Il presente ha ripreso a scorrere proprio laddove la massa s’è fermata.
Tuttavia per molti il futuro è ancora desiderio del passato: la storia ha ricominciato ad accadere in piccoli e sporadici eventi significativi, ma gli individui della massa hanno continuato per lo più ciecamente a desiderare un futuro uguale ai tempi appena trascorsi, incapaci e inadatti a generare un nuovo presente. Non vi sono più capaci artisti da quando è avvenuto il decadimento del Grund più di un secolo fa, e l’arte decade da più di un secolo: ormai descrivere il presente non è più dischiuderne il senso per il futuro, ma solo dare in pasto ai consumatori una critica sociale che tranquillizzi la loro inquieta sfrenatezza. Al posto degli artisti si aggirano, con languida cadenza e passo da violinista, molte e troppe persone sole che parlano per sé e che leggono solo il proprio spartito: “secondo me”, “io penso”, “io reputo”, l’opinione personale è il vero morbo che s’aggira là fuori per le strade – Camus avrebbe dovuto parlare di esseri umani, non di ratti. L’intellettuale, non coincidendo più con l’opera dell’artista, ha smesso di servire il vero: adesso snocciola nomi e titoli di libri a sostegno delle sue tesi.
Come prima dell’evento, l’individuo ancora ancora tutto e non possiede niente, sa qualsiasi cosa e ha perso di vista se stesso, alza gli occhi e vede un cielo vuoto e cerca di riempirne il buco nero con la scienza e i santi della terra: qui non ci sono né vincitori né perdenti, né santi né peccatori, né stupidi né intelligenti, né virtuosi né assassini, ma solo animali forti e animali deboli, evolute scimmie sessualmente attive e gli scarti della selezione naturale, i salvati dalla natura e gli oppressi dalla forza dei salvati; tutti acquirenti religiosamente in coda e puerilmente insoddisfatti per l’ultimo modello del ritrovato tecno-logico. Vi sono consumatori che scelgono di essere “consumatori ancora più perfetti” e consumatori inconsapevoli di esserlo. Vi sono individui mascherati da se stessi: essi appaiono ed ecco!, questo è tutto ciò che sono, direbbe Guy Debord. Vi sono maschere incapaci di incanalare un’identità. V’è un algoritmo capace di comprendere l’umano meglio di quanto possa farlo un altro essere umano e che parla con la pretesa di risolvere il suo fondo e il suo anelito aletheico. Vi sono compromessi necessari alla sopravvivenza. Vi sono le hit e gli slogan. Vi sono gli influencer che piegano un’idea o un principio o una rivendicazione sociale al consumo, sostenitori di qualsiasi rivendicazione purché si consumi mediante, attraverso, per-mezzo della rivendicazione. Ma se così è, allora non v’è più futuro!, poiché il presente s’è reso un vuoto circolo vizioso di compravendita e di illimitato progresso e gli ideali che dovrebbero aprirlo alla novità si sono piegati agli interessi contrattuali dei bazar globali.
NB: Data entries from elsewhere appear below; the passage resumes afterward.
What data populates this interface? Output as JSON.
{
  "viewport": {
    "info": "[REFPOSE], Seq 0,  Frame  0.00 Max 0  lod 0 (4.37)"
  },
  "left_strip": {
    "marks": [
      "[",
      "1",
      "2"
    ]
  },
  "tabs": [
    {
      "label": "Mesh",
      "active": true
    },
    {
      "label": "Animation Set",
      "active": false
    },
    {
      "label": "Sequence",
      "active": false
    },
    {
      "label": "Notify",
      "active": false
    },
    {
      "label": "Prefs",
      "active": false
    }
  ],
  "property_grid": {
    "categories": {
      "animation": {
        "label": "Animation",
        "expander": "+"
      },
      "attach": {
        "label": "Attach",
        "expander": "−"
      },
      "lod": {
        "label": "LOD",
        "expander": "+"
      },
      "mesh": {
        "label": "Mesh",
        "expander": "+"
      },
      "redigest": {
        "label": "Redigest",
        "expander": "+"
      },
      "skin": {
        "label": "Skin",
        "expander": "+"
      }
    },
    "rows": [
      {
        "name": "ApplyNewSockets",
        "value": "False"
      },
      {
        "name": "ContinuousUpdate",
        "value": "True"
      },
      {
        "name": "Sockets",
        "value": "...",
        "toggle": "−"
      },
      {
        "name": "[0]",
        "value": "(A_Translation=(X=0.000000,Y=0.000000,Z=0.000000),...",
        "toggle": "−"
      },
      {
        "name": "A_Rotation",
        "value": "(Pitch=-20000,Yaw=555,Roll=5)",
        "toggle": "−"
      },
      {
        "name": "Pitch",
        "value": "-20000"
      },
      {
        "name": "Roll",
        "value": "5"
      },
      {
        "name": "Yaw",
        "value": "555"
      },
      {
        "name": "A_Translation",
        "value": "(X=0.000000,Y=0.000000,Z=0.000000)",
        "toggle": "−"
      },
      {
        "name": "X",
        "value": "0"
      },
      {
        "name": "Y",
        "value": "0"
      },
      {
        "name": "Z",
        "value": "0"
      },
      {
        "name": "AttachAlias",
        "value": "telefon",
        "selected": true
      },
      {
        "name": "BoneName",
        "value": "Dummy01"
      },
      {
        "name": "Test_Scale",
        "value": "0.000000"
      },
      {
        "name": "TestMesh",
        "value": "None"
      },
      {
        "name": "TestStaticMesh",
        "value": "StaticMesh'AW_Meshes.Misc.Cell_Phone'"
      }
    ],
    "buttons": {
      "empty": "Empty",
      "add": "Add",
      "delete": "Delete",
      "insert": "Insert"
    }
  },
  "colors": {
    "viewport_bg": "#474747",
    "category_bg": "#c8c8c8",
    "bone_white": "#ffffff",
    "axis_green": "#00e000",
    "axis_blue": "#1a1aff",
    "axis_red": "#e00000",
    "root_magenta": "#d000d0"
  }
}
Il tempo s’è fermato nella stagnante generazione e distruzione e generazione di nuovi e nauseabondi valori, ma ha ripreso a sprazzi a scorrere quando la massa una volta per tutte s’è fermata.
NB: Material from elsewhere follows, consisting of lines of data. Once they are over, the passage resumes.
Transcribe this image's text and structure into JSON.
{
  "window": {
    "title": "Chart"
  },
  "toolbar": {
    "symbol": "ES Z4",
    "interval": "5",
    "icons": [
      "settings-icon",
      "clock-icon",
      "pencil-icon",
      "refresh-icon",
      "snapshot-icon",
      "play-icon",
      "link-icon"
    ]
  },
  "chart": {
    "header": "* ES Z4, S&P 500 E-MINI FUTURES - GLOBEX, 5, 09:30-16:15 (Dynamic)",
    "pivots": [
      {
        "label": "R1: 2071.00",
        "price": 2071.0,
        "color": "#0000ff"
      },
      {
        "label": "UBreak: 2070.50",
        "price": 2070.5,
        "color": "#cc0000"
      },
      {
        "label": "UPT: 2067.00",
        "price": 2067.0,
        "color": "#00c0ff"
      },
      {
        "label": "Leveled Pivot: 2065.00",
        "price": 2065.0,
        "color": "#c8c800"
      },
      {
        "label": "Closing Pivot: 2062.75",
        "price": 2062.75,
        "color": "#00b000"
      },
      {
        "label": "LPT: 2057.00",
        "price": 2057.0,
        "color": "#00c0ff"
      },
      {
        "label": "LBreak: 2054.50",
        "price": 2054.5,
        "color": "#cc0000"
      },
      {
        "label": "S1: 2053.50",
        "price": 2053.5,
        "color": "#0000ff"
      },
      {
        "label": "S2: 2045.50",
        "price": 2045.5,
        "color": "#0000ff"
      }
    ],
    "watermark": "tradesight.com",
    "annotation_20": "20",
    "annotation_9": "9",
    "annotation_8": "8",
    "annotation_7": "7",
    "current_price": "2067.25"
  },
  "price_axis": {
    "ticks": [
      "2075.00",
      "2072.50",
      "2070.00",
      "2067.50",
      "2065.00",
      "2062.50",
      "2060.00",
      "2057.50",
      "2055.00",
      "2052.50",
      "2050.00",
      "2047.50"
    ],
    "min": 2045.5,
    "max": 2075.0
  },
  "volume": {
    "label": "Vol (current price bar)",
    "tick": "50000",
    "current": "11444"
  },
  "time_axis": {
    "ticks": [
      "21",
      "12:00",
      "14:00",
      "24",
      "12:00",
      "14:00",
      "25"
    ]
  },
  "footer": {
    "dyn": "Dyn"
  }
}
È rimasta solo la volontà smossa da qui lancinante desiderio che richiede d’essere piacevolmente riempito, soddisfatto. Ella è ingorda, è famelica, è affamata e più gode del suo mangime per cani più teme di morire di fame. Ingurgita cibo e si pasce nell’indolenza di un pensiero che ha rinunciato, con uno strano e malcelato rimpianto, a dislocarsi dal conforto attraverso la serrata critica dell’oggi: è il diverso, cioè la differenza, a stimolare la mente, non l’uguale né tantomeno l’analogia. Ma cosa accade nel momento in cui l’analogia diventa strumento intellettuale di repressione del pensiero? Il pensiero cerca nutrimento, ma non lo trova; dunque l’umano sceglie senza sacrificio e consuma chiamando il consumo libertà. Pur anelando ad un irreversibile sacrificio nell’intimo del suo segreto, tenta di realizzare se stesso nel reiterato consumo. L’ “artista” oramai sostiene quel sistema che avrebbe dovuto invece abbattere e dischiudere grazie alla critica intrinseca la sua arte.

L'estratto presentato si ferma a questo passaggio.